Secara resmi Seruni mengadukan ayah tirinya, EM (53) atas dugaan tindak pidana. Laporan tersebut terdaftar dengan nomor LP/B/25/II/2026/SPKT.

Selama ini Seruni merasa hidupnya menggotong gunung. Beban batinnya terasa begitu berat, siang itu beban tersebut dia tumpahkan di hadapan petugas.

Menurut Seruni, tindakan keji ayah tirinya berlangsung sejak dirinya masih duduk di bangku kelas 3 Sekolah Dasar berusia 9 tahun. Kekejian itu betlangsung hingga dia berstatus mahasiswi.

Tindakan bejat tersebut bermula dari sentuhan di area sensitif kemudian berkembang seiring dengan pertumbuhan Seruni. Tindakan tersebut berlangsung di tempat tinggal mereka, kawasan Magersari, Kota Mojokerto.

Ketika masih bocah, Seruni pernah mengadu kepada sanak keluarga ibunya namun tidak digubrris. Bukannya dilindungi malah dituduh berbohong.

EM juga dikenal temperamental dan tak segan melakukan kekerasan fisik. Kemudian merampas kehormatan Seruni ketika menginjak usia 17 tahun.

Kasus ini baru terungkap setelah pada 4 Februari 2026, ibu korban, NR (51), memergoki dan mencegah pelaku yang mencoba masuk ke kamar korban tengah malam.

DIKEBIRI

Menurut pengacara Mujiono, dengan bersandar pada Undang-Undang Perlindungan Anak maka kasus ini merupakan kejahatan luar biasa. Tentu dengan mengesampingkan KUHP umum.

“Karena tindakan ini dimulai sejak korban masih anak-anak dan dilakukan oleh orang yang memiliki hubungan kekuasaan (l sebagai ayah tiri, maka pelaku terancam hukuman yang sangat berat,” ujar Mujiono.
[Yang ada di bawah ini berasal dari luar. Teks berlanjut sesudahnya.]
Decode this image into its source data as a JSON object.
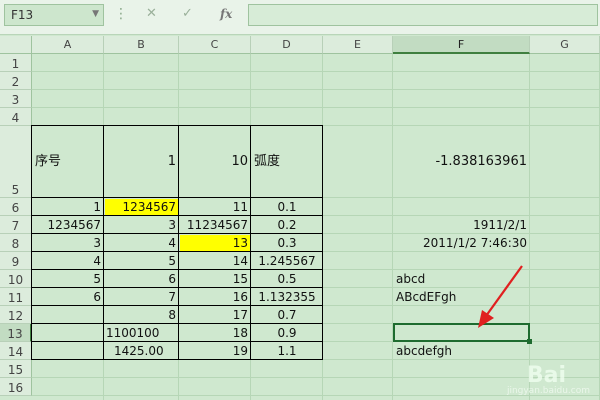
{
  "name_box": {
    "value": "F13"
  },
  "formula_bar": {
    "value": "",
    "cancel_glyph": "✕",
    "enter_glyph": "✓",
    "fx_label": "fx",
    "more_glyph": "⋮"
  },
  "columns": [
    "A",
    "B",
    "C",
    "D",
    "E",
    "F",
    "G"
  ],
  "rows": [
    "1",
    "2",
    "3",
    "4",
    "5",
    "6",
    "7",
    "8",
    "9",
    "10",
    "11",
    "12",
    "13",
    "14",
    "15",
    "16"
  ],
  "selected_column": "F",
  "selected_row": "13",
  "cells": {
    "A5": "序号",
    "B5": "1",
    "C5": "10",
    "D5": "弧度",
    "F5": "-1.838163961",
    "A6": "1",
    "B6": "1234567",
    "C6": "11",
    "D6": "0.1",
    "A7": "1234567",
    "B7": "3",
    "C7": "11234567",
    "D7": "0.2",
    "F7": "1911/2/1",
    "A8": "3",
    "B8": "4",
    "C8": "13",
    "D8": "0.3",
    "F8": "2011/1/2 7:46:30",
    "A9": "4",
    "B9": "5",
    "C9": "14",
    "D9": "1.245567",
    "A10": "5",
    "B10": "6",
    "C10": "15",
    "D10": "0.5",
    "F10": "abcd",
    "A11": "6",
    "B11": "7",
    "C11": "16",
    "D11": "1.132355",
    "F11": "ABcdEFgh",
    "B12": "8",
    "C12": "17",
    "D12": "0.7",
    "B13": "1100100",
    "C13": "18",
    "D13": "0.9",
    "B14": "1425.00",
    "C14": "19",
    "D14": "1.1",
    "F14": "abcdefgh"
  },
  "highlight_color": "#ffff00",
  "watermark": {
    "text": "jingyan.baidu.com",
    "logo": "Bai"
  }
}
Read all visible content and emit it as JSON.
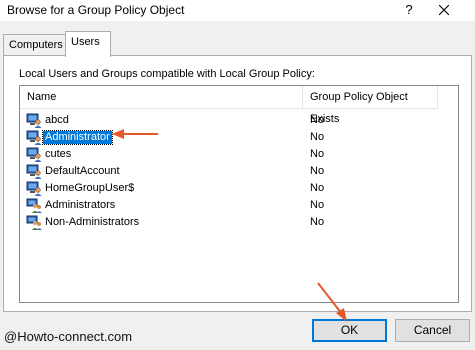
{
  "window": {
    "title": "Browse for a Group Policy Object",
    "help_label": "?"
  },
  "tabs": [
    {
      "label": "Computers",
      "active": false
    },
    {
      "label": "Users",
      "active": true
    }
  ],
  "panel": {
    "caption": "Local Users and Groups compatible with Local Group Policy:"
  },
  "list": {
    "columns": [
      "Name",
      "Group Policy Object Exists"
    ],
    "rows": [
      {
        "name": "abcd",
        "exists": "No",
        "icon": "user-icon"
      },
      {
        "name": "Administrator",
        "exists": "No",
        "icon": "user-icon",
        "selected": true
      },
      {
        "name": "cutes",
        "exists": "No",
        "icon": "user-icon"
      },
      {
        "name": "DefaultAccount",
        "exists": "No",
        "icon": "user-icon"
      },
      {
        "name": "HomeGroupUser$",
        "exists": "No",
        "icon": "user-icon"
      },
      {
        "name": "Administrators",
        "exists": "No",
        "icon": "group-icon"
      },
      {
        "name": "Non-Administrators",
        "exists": "No",
        "icon": "group-icon"
      }
    ]
  },
  "buttons": {
    "ok": "OK",
    "cancel": "Cancel"
  },
  "watermark": "@Howto-connect.com",
  "colors": {
    "selection": "#0078d7",
    "annotation_arrow": "#e8572a"
  }
}
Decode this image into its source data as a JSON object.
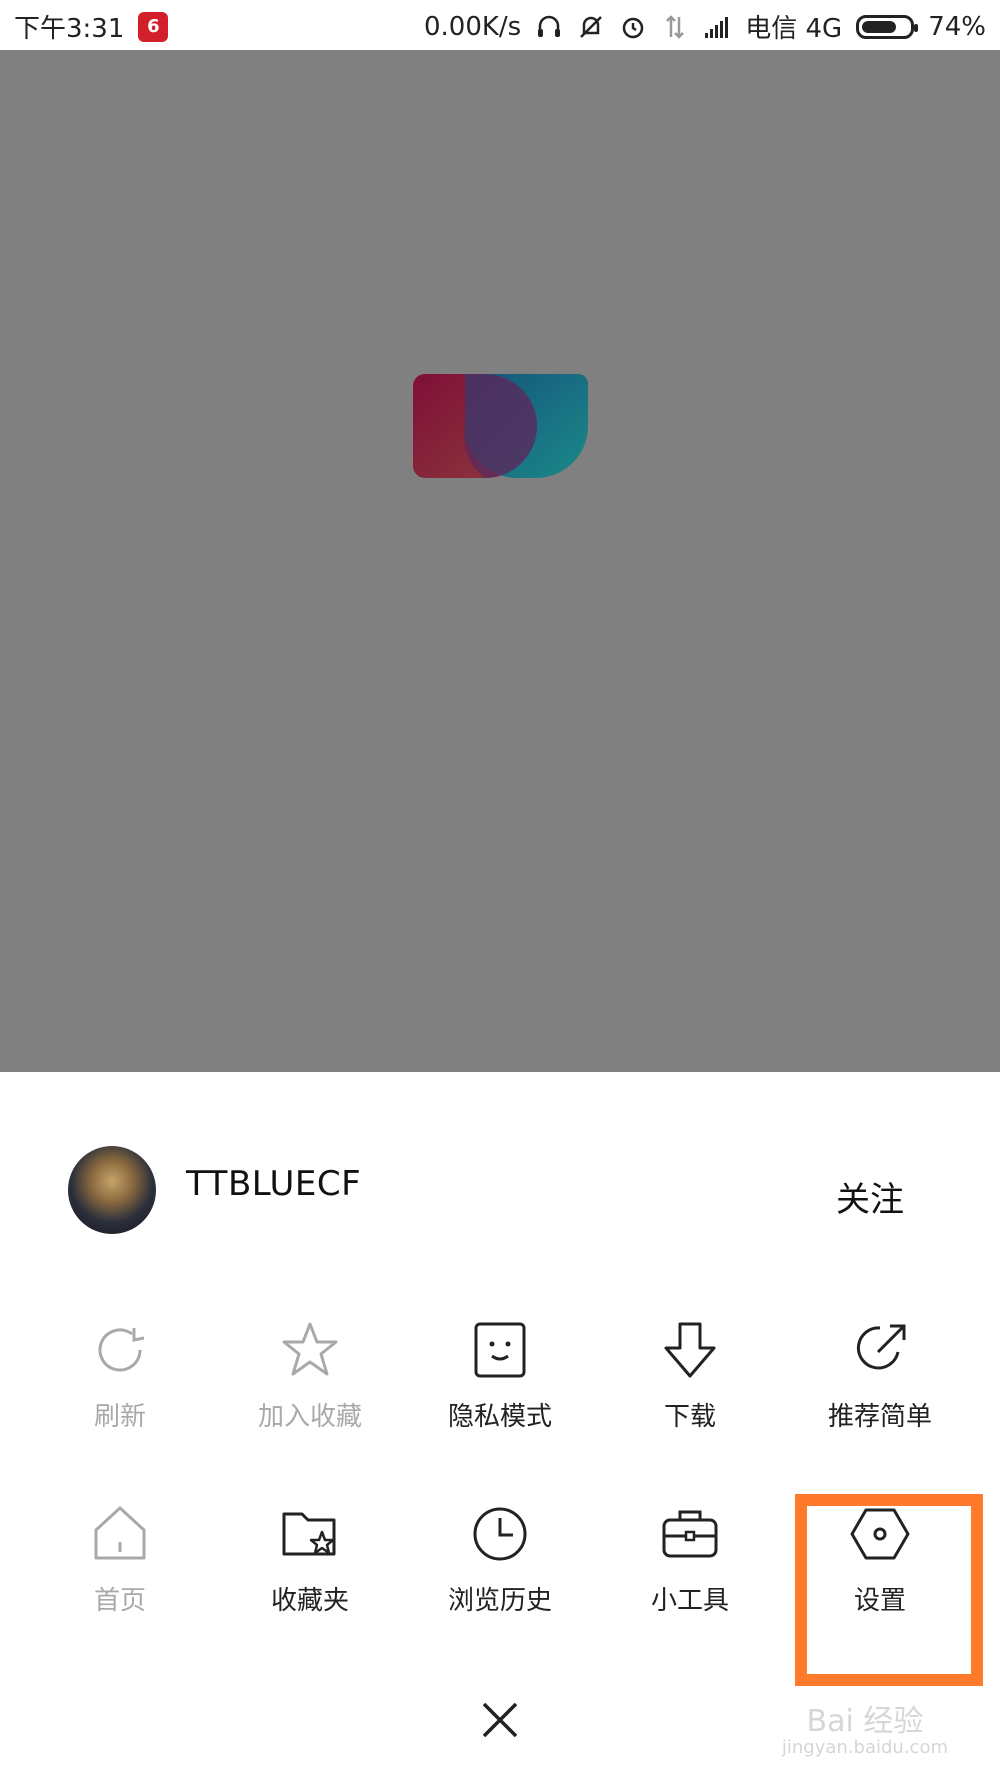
{
  "status_bar": {
    "time": "下午3:31",
    "app_badge": "6",
    "net_speed": "0.00K/s",
    "carrier": "电信 4G",
    "battery_percent": "74%",
    "battery_level": 0.74,
    "icons": [
      "headphone-icon",
      "mute-bell-icon",
      "alarm-icon",
      "data-arrows-icon",
      "signal-icon"
    ]
  },
  "profile": {
    "username": "TTBLUECF",
    "follow_label": "关注"
  },
  "menu": {
    "row1": [
      {
        "label": "刷新",
        "icon": "refresh-icon",
        "enabled": false
      },
      {
        "label": "加入收藏",
        "icon": "star-icon",
        "enabled": false
      },
      {
        "label": "隐私模式",
        "icon": "face-icon",
        "enabled": true
      },
      {
        "label": "下载",
        "icon": "download-icon",
        "enabled": true
      },
      {
        "label": "推荐简单",
        "icon": "share-icon",
        "enabled": true
      }
    ],
    "row2": [
      {
        "label": "首页",
        "icon": "home-icon",
        "enabled": false
      },
      {
        "label": "收藏夹",
        "icon": "folder-star-icon",
        "enabled": true
      },
      {
        "label": "浏览历史",
        "icon": "clock-icon",
        "enabled": true
      },
      {
        "label": "小工具",
        "icon": "toolbox-icon",
        "enabled": true
      },
      {
        "label": "设置",
        "icon": "settings-hexagon-icon",
        "enabled": true
      }
    ]
  },
  "highlight_color": "#ff7a2b",
  "overlay_color": "#808080",
  "watermark": {
    "main": "Bai 经验",
    "sub": "jingyan.baidu.com"
  }
}
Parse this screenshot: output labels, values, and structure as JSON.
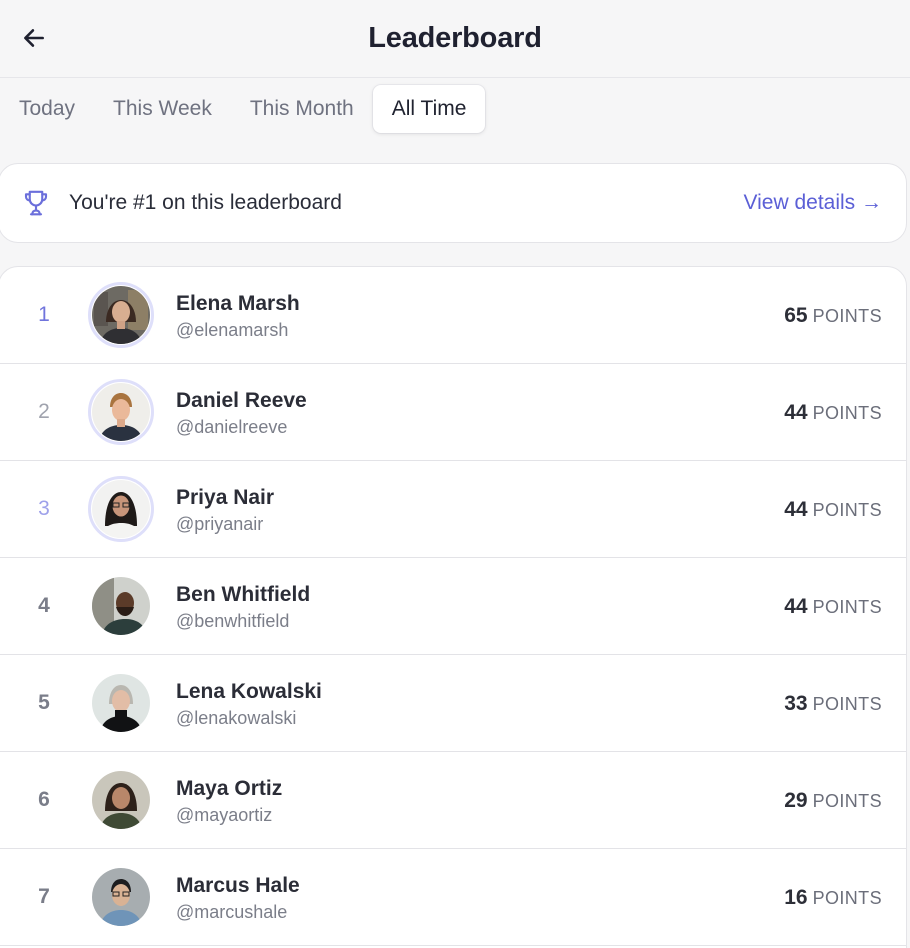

Berdasarkan Pasal 81 UU No. 35/2014 tentang Perlindungan Anak tentang Persetubuhan terhadap Anak, pelaku berpotensi mendapatkan pidana penjara minimal 5 tahun hingga maksimal 15 tahun serta denda maksimal Rp 5 miliar. Dan bisa diperberat sepertiga dari ancaman pidana yang telah ditetapkan.

Selain itu, pelaku juga berpotensi mendapatkan pidana tambahan berupa kebiri kimia, pengumuman identitas pelaku, atau pemasangan alat deteksi elektronik sesuai dengan ketentuan peraturan perundang-undangan.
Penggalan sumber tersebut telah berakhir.